I can't actually find any evidence that grot/ bits are still used/functional, so ignore those parts of last comment. Will look at the netbsd-tests instead.
A commit references this bug: Author: kevans Date: Tue Aug 8 04:10:47 UTC 2017 New revision: 322211 URL: https://svnweb.freebsd.org/changeset/base/322211 Log: regex(3): Handle invalid {} constructs consistently and adjust tests Currently, regex(3) exhibits the following wrong behavior as demonstrated with sed: - echo "a{1,2,3}b" | sed -r "s/{/_/" (1) - echo "a{1,2,3}b" | sed "s/\}/_/" (2) - echo "a{1,2,3}b" | sed -r "s/{}/_/" (3) Cases (1) and (3) should throw errors but they actually succeed, and (2) throws an error when it should match the literal '}'. The correct behavior was decided by comparing to the behavior with the equivalent BRE (1)(3) or ERE (2) and consulting POSIX, along with some reasonable evaluation.
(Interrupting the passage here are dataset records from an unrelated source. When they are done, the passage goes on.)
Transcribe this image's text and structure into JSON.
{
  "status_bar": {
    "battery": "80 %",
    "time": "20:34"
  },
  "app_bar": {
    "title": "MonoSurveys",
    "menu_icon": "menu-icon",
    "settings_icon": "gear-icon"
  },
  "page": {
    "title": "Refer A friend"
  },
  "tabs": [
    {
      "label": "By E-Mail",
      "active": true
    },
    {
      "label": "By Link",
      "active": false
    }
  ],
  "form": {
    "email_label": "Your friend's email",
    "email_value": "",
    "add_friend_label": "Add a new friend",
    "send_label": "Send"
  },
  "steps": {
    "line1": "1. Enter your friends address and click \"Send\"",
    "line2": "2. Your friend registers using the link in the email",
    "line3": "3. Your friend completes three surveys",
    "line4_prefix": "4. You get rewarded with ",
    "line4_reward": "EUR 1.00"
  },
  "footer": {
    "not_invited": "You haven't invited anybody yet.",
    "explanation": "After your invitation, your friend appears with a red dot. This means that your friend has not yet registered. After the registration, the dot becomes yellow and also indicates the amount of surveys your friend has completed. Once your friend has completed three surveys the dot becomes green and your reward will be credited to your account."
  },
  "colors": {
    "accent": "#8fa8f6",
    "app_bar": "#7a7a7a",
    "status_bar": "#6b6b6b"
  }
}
Tests were also adjusted/added accordingly. PR: 166861 Reviewed by: emaste, ngie, pfg Approved by: emaste (mentor) MFC after: never Differential Revision: https://reviews.freebsd.org/D10315 Changes: head/contrib/netbsd-tests/lib/libc/regex/data/repet_bounded.in head/contrib/netbsd-tests/lib/libc/regex/data/repet_multi.in head/lib/libc/regex/regcomp.c
For bugs matching the following conditions: - Status == In Progress - Assignee == "bugs@FreeBSD.org" - Last Modified Year <= 2017 Do - Set Status to "Open"
There was a commit referencing this bug, but it's still not closed and has been inactive for some time. Closing as fixed. Please re-open it if the issue hasn't been completely resolved.